Addressing the current inadequacies of a single criterion to predict the severity of damage caused by rockburst due to its complexity of the variables, this paper proposes a methodolgy with quantitative and qualitative analysis based on the engineering information from the deep and long diversion tunnels of Jinping II Hydropower Station. This method incorporates in its model of damage severity estimation by using the Genetic-BP neural network algorithm which microseismic monitoring information and engineering conditions are taken into account, and as a result provides a comprehensive estimation on the severity of damage caused by rockburst with the elimination of influence of randomness to some extent. A good agreement between the model's estimation and the statistical data collected from measurements made in the field was observed, indicating the efficacy of the model in estimation the severity of damage caused by rockburst.

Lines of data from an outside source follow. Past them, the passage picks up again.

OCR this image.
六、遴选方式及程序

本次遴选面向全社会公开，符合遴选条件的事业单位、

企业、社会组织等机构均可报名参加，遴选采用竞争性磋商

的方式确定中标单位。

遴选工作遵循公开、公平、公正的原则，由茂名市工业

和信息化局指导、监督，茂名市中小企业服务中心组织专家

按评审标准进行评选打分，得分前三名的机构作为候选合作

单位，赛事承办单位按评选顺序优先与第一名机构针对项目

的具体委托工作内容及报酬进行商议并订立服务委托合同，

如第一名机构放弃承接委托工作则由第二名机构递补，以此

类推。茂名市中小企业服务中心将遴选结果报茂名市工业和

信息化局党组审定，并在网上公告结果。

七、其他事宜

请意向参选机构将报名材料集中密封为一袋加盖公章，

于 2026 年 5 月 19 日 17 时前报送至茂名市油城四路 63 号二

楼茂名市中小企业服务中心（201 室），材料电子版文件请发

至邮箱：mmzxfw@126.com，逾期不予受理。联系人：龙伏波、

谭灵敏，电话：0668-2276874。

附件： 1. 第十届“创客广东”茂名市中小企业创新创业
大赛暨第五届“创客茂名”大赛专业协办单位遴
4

Along with the exploitation of underground rock engineering approaching to the deep constantly, rockburst hazard under the condition of high stress has become increasingly acute. The study of estimation on rockburst has turn into a challenging problem to be solved in the forefront of research accordingly.
Due to the influence of numerous conditions on rockburst, no single criterion (strain energy index, stress-strength rate, brittleness index and so on) can satisfy the need of accurate estimation of rockburst. However, the method of neural network can provide advantages in this respect.
The advantage of this method is that it could use previous engineering data to research current engineering problems, and reduce the interference of human factors due to not needing of establishing an analytical criterion (Feng, 2000). Thus it is more objective and has strong anti-jamming (Fig. 1).
The paper choses the deep and long diversion tunnels of Jinping. Hydropower Station as the research subject. The station is located on the Yalong River in West China, is a long diversion-type hydropower station. The average length of four diversion tunnels is around 16.7 km. These diversion tunnels are generally with an overburden depth of 1500–2000 m, and the maximum depth is 2525 m. The maximum in-situ stress measured in field is 46.1MPa, and the maximum principal stress after regression at the largest overburden depth of the diversion tunnels could reach 72MPa (Shan and Yan, 2010). Due to the complex geological conditions, the large overburden depth and high in-situ stresses, rockbursts were freguently occurred during the excavation which seriously threated builders' lives and equipment seriously and influenced the progress of construction.